Confess now

Print pesticide levels on soft drinks, court orders colas

 
By Kushal Pal Singh Yadav
Published: Monday 15 November 2004

-- (Credit: Emkay)in a landmark judgement, the High Court (hc) of Rajasthan has directed soft drink majors PepsiCo and Coca-Cola to specify ingredients of their products and pesticide levels on their labels. The order applies to all manufacturers of carbonated beverages and soft drinks. It was issued on October 8, 2004, by the hc's Jaipur bench, in response to a public interest litigation (pil). When contacted for their response to the order, Coca-Cola India told Down To Earth (dte): Since we already publish ingredients details on our packaging and do not add pesticides, the judgement is unlikely to have any operational impact." Pepsi Foods Private Limited said they had applied for a copy of the order but were yet to receive it.

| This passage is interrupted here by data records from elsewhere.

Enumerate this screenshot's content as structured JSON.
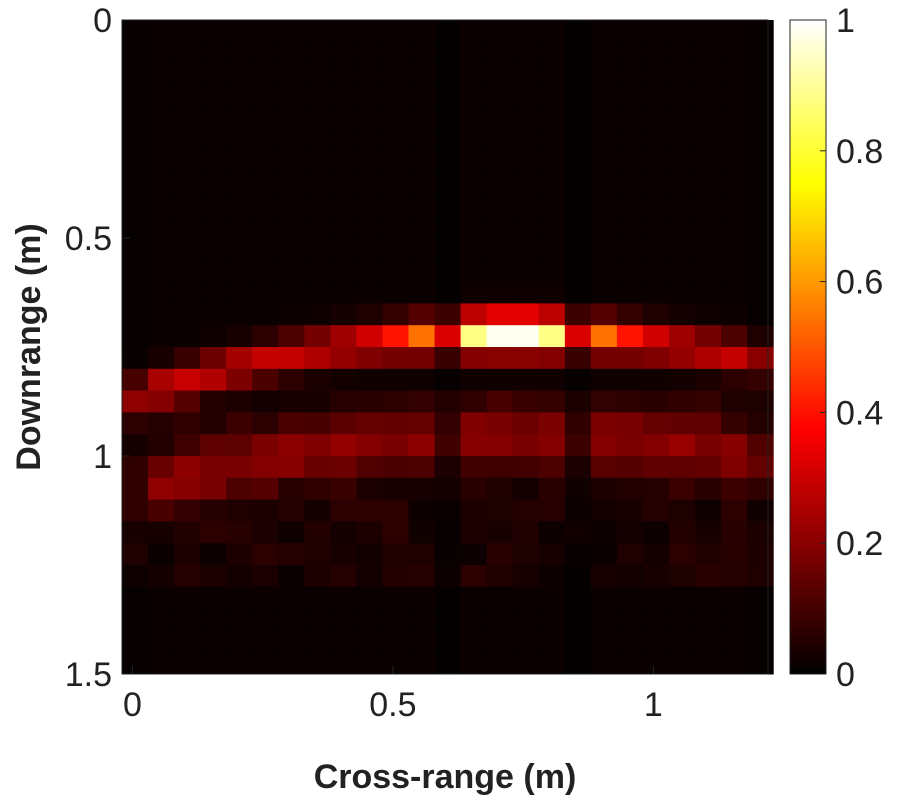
{
  "chart_data": {
    "type": "heatmap",
    "title": "",
    "xlabel": "Cross-range (m)",
    "ylabel": "Downrange (m)",
    "xlim": [
      -0.02,
      1.22
    ],
    "ylim": [
      0,
      1.5
    ],
    "y_reversed": true,
    "x_ticks": [
      "0",
      "0.5",
      "1"
    ],
    "x_tick_values": [
      0,
      0.5,
      1
    ],
    "y_ticks": [
      "0",
      "0.5",
      "1",
      "1.5"
    ],
    "y_tick_values": [
      0,
      0.5,
      1,
      1.5
    ],
    "colorbar": {
      "colormap": "hot",
      "clim": [
        0,
        1
      ],
      "ticks": [
        "0",
        "0.2",
        "0.4",
        "0.6",
        "0.8",
        "1"
      ],
      "tick_values": [
        0,
        0.2,
        0.4,
        0.6,
        0.8,
        1
      ]
    },
    "shape": "two arcs: strong upper arc from about 0.72 m (center, x≈0.73 m) to about 0.85 m (edges); fainter lower arc near 0.95 m",
    "peak": {
      "x": 0.73,
      "y": 0.72,
      "value": 1.0
    },
    "cell_size": {
      "x": 0.05,
      "y": 0.05
    }
  }
}
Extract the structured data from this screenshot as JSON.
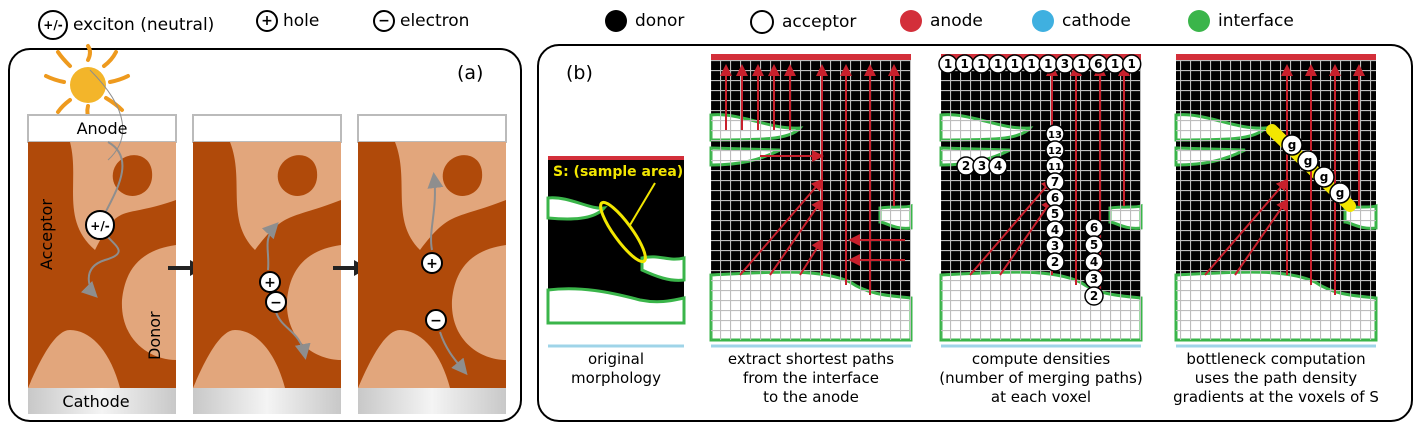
{
  "legend": {
    "exciton_symbol": "+/-",
    "exciton": "exciton (neutral)",
    "hole_symbol": "+",
    "hole": "hole",
    "electron_symbol": "−",
    "electron": "electron",
    "donor": "donor",
    "acceptor": "acceptor",
    "anode": "anode",
    "cathode": "cathode",
    "interface": "interface"
  },
  "colors": {
    "donor": "#000000",
    "acceptor": "#ffffff",
    "anode": "#d32f3a",
    "cathode": "#3fb0e0",
    "interface": "#3ab54a",
    "donor_phase": "#b04a0a",
    "acceptor_phase": "#e2a67c",
    "bottleneck": "#f2e600"
  },
  "panel_a": {
    "label": "(a)",
    "anode": "Anode",
    "cathode": "Cathode",
    "acceptor": "Acceptor",
    "donor": "Donor",
    "exciton": "+/-",
    "hole": "+",
    "electron": "−"
  },
  "panel_b": {
    "label": "(b)",
    "sample_area": "S: (sample area)",
    "captions": [
      [
        "original",
        "morphology"
      ],
      [
        "extract shortest paths",
        "from  the interface",
        "to the anode"
      ],
      [
        "compute densities",
        "(number of merging paths)",
        "at each voxel"
      ],
      [
        "bottleneck computation",
        "uses the path density",
        "gradients at the voxels of S"
      ]
    ],
    "top_densities": [
      "1",
      "1",
      "1",
      "1",
      "1",
      "1",
      "1",
      "3",
      "1",
      "6",
      "1",
      "1"
    ],
    "column_densities": [
      "13",
      "12",
      "11",
      "7",
      "6",
      "5",
      "4",
      "3",
      "2"
    ],
    "left_densities": [
      "2",
      "3",
      "4"
    ],
    "right_densities": [
      "6",
      "5",
      "4",
      "3",
      "2"
    ],
    "gradient_label": "g"
  }
}
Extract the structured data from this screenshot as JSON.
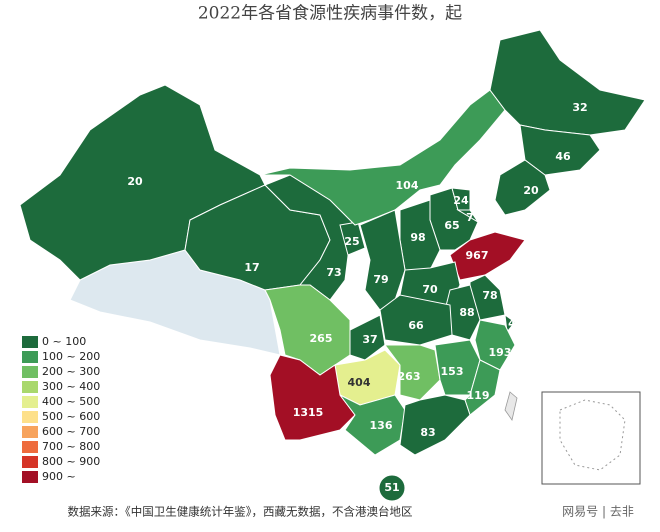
{
  "title": "2022年各省食源性疾病事件数，起",
  "legend": [
    {
      "label": "0 ~ 100",
      "min": 0,
      "color": "#1d6b3c"
    },
    {
      "label": "100 ~ 200",
      "min": 100,
      "color": "#3d9b57"
    },
    {
      "label": "200 ~ 300",
      "min": 200,
      "color": "#70bf63"
    },
    {
      "label": "300 ~ 400",
      "min": 300,
      "color": "#a9d86c"
    },
    {
      "label": "400 ~ 500",
      "min": 400,
      "color": "#e4ef8f"
    },
    {
      "label": "500 ~ 600",
      "min": 500,
      "color": "#fde08a"
    },
    {
      "label": "600 ~ 700",
      "min": 600,
      "color": "#f7a35d"
    },
    {
      "label": "700 ~ 800",
      "min": 700,
      "color": "#ee6b3d"
    },
    {
      "label": "800 ~ 900",
      "min": 800,
      "color": "#d53427"
    },
    {
      "label": "900 ~",
      "min": 900,
      "color": "#a30f25"
    }
  ],
  "regions": [
    {
      "value": 20
    },
    {
      "value": 17
    },
    {
      "value": 73
    },
    {
      "value": 25
    },
    {
      "value": 104
    },
    {
      "value": 32
    },
    {
      "value": 46
    },
    {
      "value": 20
    },
    {
      "value": 65
    },
    {
      "value": 24
    },
    {
      "value": 7
    },
    {
      "value": 98
    },
    {
      "value": 79
    },
    {
      "value": 967
    },
    {
      "value": 70
    },
    {
      "value": 78
    },
    {
      "value": 88
    },
    {
      "value": 4
    },
    {
      "value": 193
    },
    {
      "value": 66
    },
    {
      "value": 37
    },
    {
      "value": 265
    },
    {
      "value": 404
    },
    {
      "value": 263
    },
    {
      "value": 153
    },
    {
      "value": 119
    },
    {
      "value": 1315
    },
    {
      "value": 136
    },
    {
      "value": 83
    },
    {
      "value": 51
    }
  ],
  "footnote": "数据来源：《中国卫生健康统计年鉴》，西藏无数据，不含港澳台地区",
  "watermark": "网易号 | 去非"
}
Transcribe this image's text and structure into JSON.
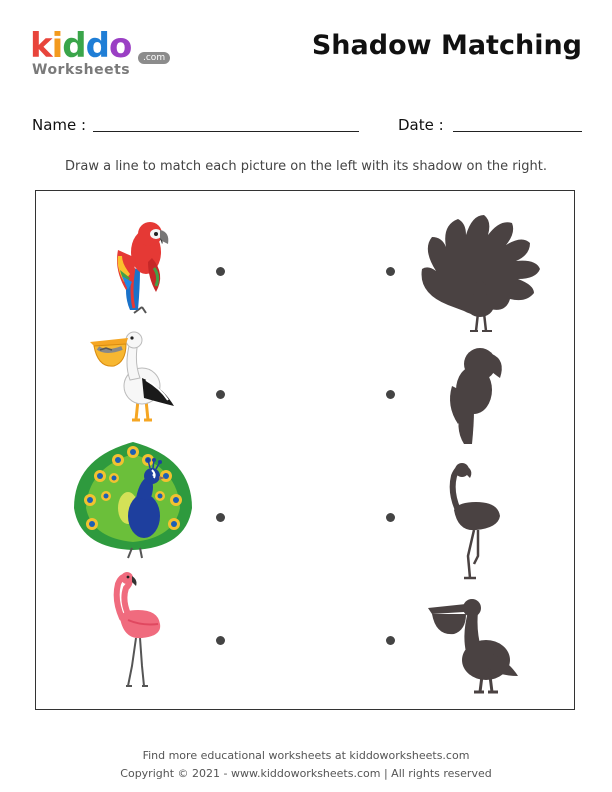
{
  "logo": {
    "brand": "kiddo",
    "sub": "Worksheets",
    "tld": ".com",
    "letter_colors": [
      "#e8443b",
      "#f39a1e",
      "#3aa54a",
      "#1f7ed6",
      "#9a3fc4"
    ]
  },
  "header": {
    "title": "Shadow Matching"
  },
  "form": {
    "name_label": "Name :",
    "date_label": "Date :"
  },
  "instruction": "Draw a line to match each picture on the left with its shadow on the right.",
  "left_pictures": [
    {
      "icon": "parrot-icon"
    },
    {
      "icon": "pelican-icon"
    },
    {
      "icon": "peacock-icon"
    },
    {
      "icon": "flamingo-icon"
    }
  ],
  "right_shadows": [
    {
      "icon": "peacock-shadow-icon"
    },
    {
      "icon": "parrot-shadow-icon"
    },
    {
      "icon": "flamingo-shadow-icon"
    },
    {
      "icon": "pelican-shadow-icon"
    }
  ],
  "footer": {
    "line1": "Find more educational worksheets at kiddoworksheets.com",
    "line2": "Copyright © 2021 - www.kiddoworksheets.com  |  All rights reserved"
  },
  "colors": {
    "shadow": "#4a4242",
    "dot": "#444444"
  }
}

Chief Justice Anil Dev Singh and justice K S Rathore directed "the respondent companies namely PepsiCo and Coca-Cola, and all other manufacturers of carbonated beverages and soft drinks, to disclose the composition and contents of the products, including the presence, if any, of the pesticides and chemicals, on the bottle, package or container, as the case may be. The order has to be followed with immediate effect. Advocate Swati Bhati, who filed the pil in March 2003 on behalf of the Youth Welfare Society, Jaipur, says the court rejected cola companies' application to delay the order's implementation by two months.
The discerning court The court rejected all the arguments of the cola majors. "The learned counsel for the respondent companies submitted that the companies are not required under law to disclose the presence or absence of pesticides in their products...According to them in case water contains pesticides, they cannot be blamed for it...Both the counsel for Coca-Cola and PepsiCo submitted that small traces of ddt and other pesticides are not harmful to the health of the consumers," reads the order. The court referred to the August 2003 report of the Centre for Science and Environment (cse) that exposed pesticide residues in major soft drink brands sold in the open market (see dte, 'Colonisation's Dirty Dozen', August 15, 2004, p 31). It also considered findings of the Joint Parliamentary Committee set up to investigate the issue (see DTE, 'A lie in nailed', February 29, 2004)."There is no manner of doubt that the analysis by the cse and by other laboratories show the presence of pesticides in the samples of branded products of PepsiCo and Coca-Cola," the judges ruled.
Same old trace theory Once it was clear that they couldn't contest the presence of pesticides in soft drinks, the cola companies harped on their 'trace' theory. "Negligible traces of pesticide residues have been found in the samples and they are not harmful to the health of the consumers," argued Sandeep Sethi, senior counsel for PespiCo, citing N G K Karanth, deputy director and head, Food Protectants and Infestation Control, Central Food Technological Research Institute, Mysore, Karnataka. According to Sethi, Karanth had said that only hundreds of years of consistent exposure to these pesticides could cause cancer and other maladies. But the court wasn't convinced. It ruled that Karanth had admitted that even "small quantities of pesticide in a soft drink are not good".

The cola companies also contended that pesticide residue was not an intentional additive but an "incidental contaminant" from the raw material. They questioned the validity of restricting "the sale and consumption of beverages containing pesticides" when there was no restriction on pesticides in water. The court held that while water was a necessity for survival, soft drinks were mere products of trade and commerce, sold at a price: "Once a person pays for a commercial product it must be totally safe."
Right to information The hc said consumers have a fundamental right to know the entire content of carbonated beverages. It cited various Supreme Court (sc) orders and concluded:... right to know is a necessary ingredient of participatory democracy and the same springs from Article 19 (1)(a) and Article 21 of the Constitution." Absence of complete information prevents consumers from forming an "informed opinion" about whether or not to buy the product, it said. It also rejected pleas by the companies that disclosure of contents would cause a panic in the market and reduce their business. "Commercial interests are subservient to the fundamental right, it said.

Bhati says her clients have filed a caveat, anticipating that the companies will approach the sc.